Zoltán Pogátsa
However many reasons British voters had for voting to leave the European Union, it is generally agreed that resentment about immigration was at the top of their concerns.
Economists have come forward over the years with numerous studies concluding that labour migration from the rest of the EU is beneficial for the UK economy as a whole. Such assessments, however, will not go a long way towards placating the individual jobless Brit who sees Polish bus drivers and Lithuanian fire fighters. Nor is it certain that the sudden surge in eastern European labour migration has not had detrimental effects in specific segments of the labour market, pushing down wages and putting strains on local public services.
Both David Cameron and Brexiters have reacted to this concern by seeking to constrain immigration, as well as limiting access to welfare services by those already in the country. This was already a reversal of the common achievements of the European Union. The overflow of the anti-immigrant wave in public opinion behind Brexit will likely be seen in future as an inflection point not only in the history of European integration, but also in that of globalisation.
Could this have been prevented? Was there an alternative? In fact the whole issue is relatively recent. Its origins can be traced back to the eastern enlargements of 2004 and 2007, generally heralded to be a success story by the European Commission. That process of accession was focused on the traditional core principles of the acquis communautaire within the single market: free movement of goods, services, capital, and, of course, labour. What was clearly missing was the dimension that is also crucially missing from the EU as an overarching construction: the social dimension.
Social policy, wages policy, taxation and the like are by and large national prerogatives in the EU. This has allowed eastern European governments to pursue a variant of capitalism that is based on pursuing the advantages of low wages, limited trade union rights, and no more than rudimentary welfare.
It is still generally accepted by elites in the east that the region has no viable alternative to this model, even though the general population seems to believe otherwise. With few exceptions, the primary balance of births and deaths is negative almost universally across the region, reflecting general pessimism about economic prospects. While governments and international institutions speak of convergence, young people, especially educated ones with language skills, are fleeing in increasing numbers. A quarter of a century has passed since the transition to capitalism and democracy. Within a similar interval Germany resurrected itself from total annihilation to prolonged economic miracle after WW2, and South Korea from a Third World country to a First. Eastern Europeans are tired of waiting for Godot: they do not believe that their low wage model, now mired in corruption and weak state capacity, will ever provide them with the necessary economic security. Young generations are finding this in the West instead. The same model that has relocated low wage jobs from west to east is also pushing easterners to the west in search of real opportunities.

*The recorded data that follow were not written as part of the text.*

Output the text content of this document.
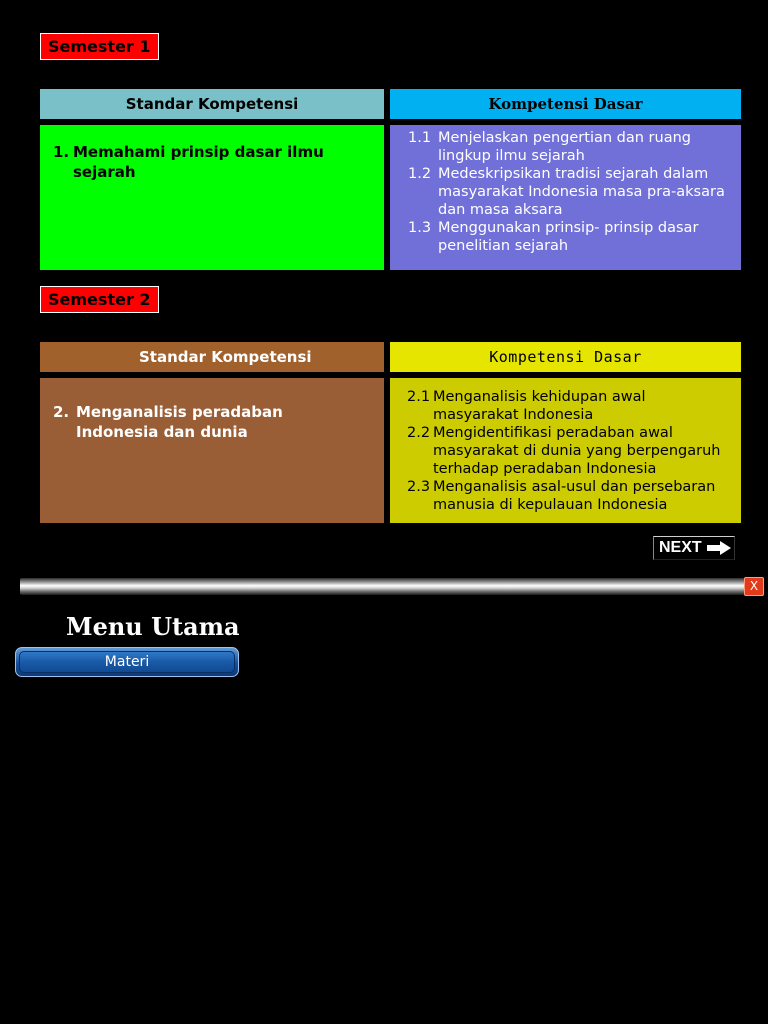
Semester 1
Standar Kompetensi	Kompetensi Dasar
1. Memahami prinsip dasar ilmu sejarah
1.1 Menjelaskan pengertian dan ruang lingkup ilmu sejarah
1.2 Medeskripsikan tradisi sejarah dalam masyarakat Indonesia masa pra-aksara dan masa aksara
1.3 Menggunakan prinsip- prinsip dasar penelitian sejarah
Semester 2
Standar Kompetensi	Kompetensi Dasar
2. Menganalisis peradaban Indonesia dan dunia
2.1 Menganalisis kehidupan awal masyarakat Indonesia
2.2 Mengidentifikasi peradaban awal masyarakat di dunia yang berpengaruh terhadap peradaban Indonesia
2.3 Menganalisis asal-usul dan persebaran manusia di kepulauan Indonesia
NEXT
X
Menu Utama
Materi
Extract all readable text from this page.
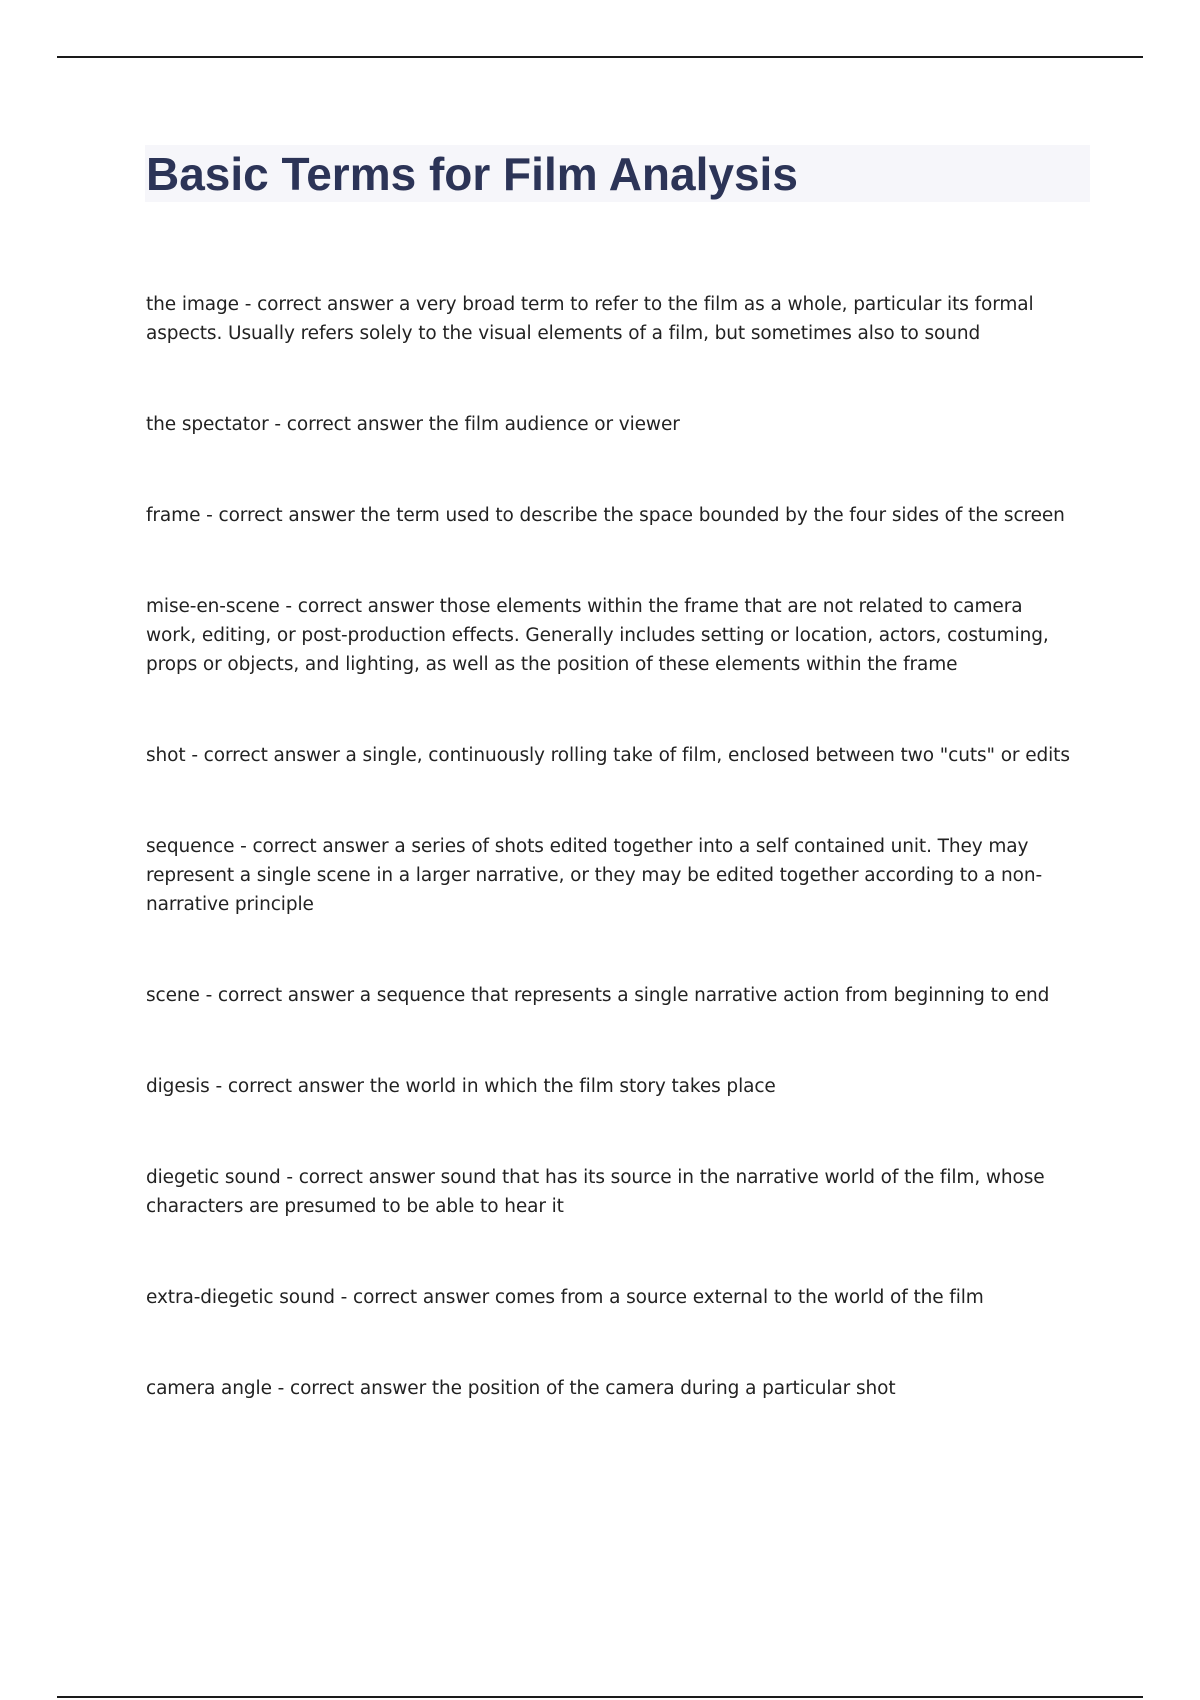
Basic Terms for Film Analysis
the image - correct answer a very broad term to refer to the film as a whole, particular its formal aspects. Usually refers solely to the visual elements of a film, but sometimes also to sound
the spectator - correct answer the film audience or viewer
frame - correct answer the term used to describe the space bounded by the four sides of the screen
mise-en-scene - correct answer those elements within the frame that are not related to camera work, editing, or post-production effects. Generally includes setting or location, actors, costuming, props or objects, and lighting, as well as the position of these elements within the frame
shot - correct answer a single, continuously rolling take of film, enclosed between two "cuts" or edits
sequence - correct answer a series of shots edited together into a self contained unit. They may represent a single scene in a larger narrative, or they may be edited together according to a non-narrative principle
scene - correct answer a sequence that represents a single narrative action from beginning to end
digesis - correct answer the world in which the film story takes place
diegetic sound - correct answer sound that has its source in the narrative world of the film, whose characters are presumed to be able to hear it
extra-diegetic sound - correct answer comes from a source external to the world of the film
camera angle - correct answer the position of the camera during a particular shot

Could this have been prevented? It most certainly could have if the EU were not an essentially neoliberal project based on free trade and free movement of factors of production, if there really were a “Social Europe”. Rather then eroding western European welfare standards through a race to the bottom, eastern European enlargement could have included minimum standards for a European-style welfare state. Eastern Europeans currently earn significantly less than their productivity would enable them to. The absence of wage bargaining, weak collective coverage and low trade union membership are the main causes. Their per capita GDP might have overtaken some southern European crisis economies, but this is not reflected in living standards. Lack of income means lack of demand for enterprises, which translates into fewer job opportunities than in the west. Social policy, health and education are badly underfinanced. When western Europeans complain about mass immigration, they rarely discuss what goes on in these far-away lands, about which they know nothing. They aim to reduce the pull factor, or curtail the free flow of labour, but not what it offsets, the free flow of capital from west to east.
Indeed, the real answer lies in the push factor in the east. People do not decide on emigration simply based on higher relative wages elsewhere. Mostly it is a lack of prospects in the domestic economy that drives them away. Obviously, eastern Europe is unlikely to have western wages and social welfare any time soon. It is already developed enough, however, to be able to afford higher wages and better public services than it currently provides. EU-wide standards about minimum wages, trade union rights, collective bargaining and public services would guarantee easterners socio-economic prospects at home, and a sustainable economic model for genuine convergence. It would also greatly reduce the pressure on western Europe. A sustainable solution to Brexit therefore lies in the east.
Dr. Zoltán Pogátsa is the Head of the Institute of Economics at the University of Western Hungary.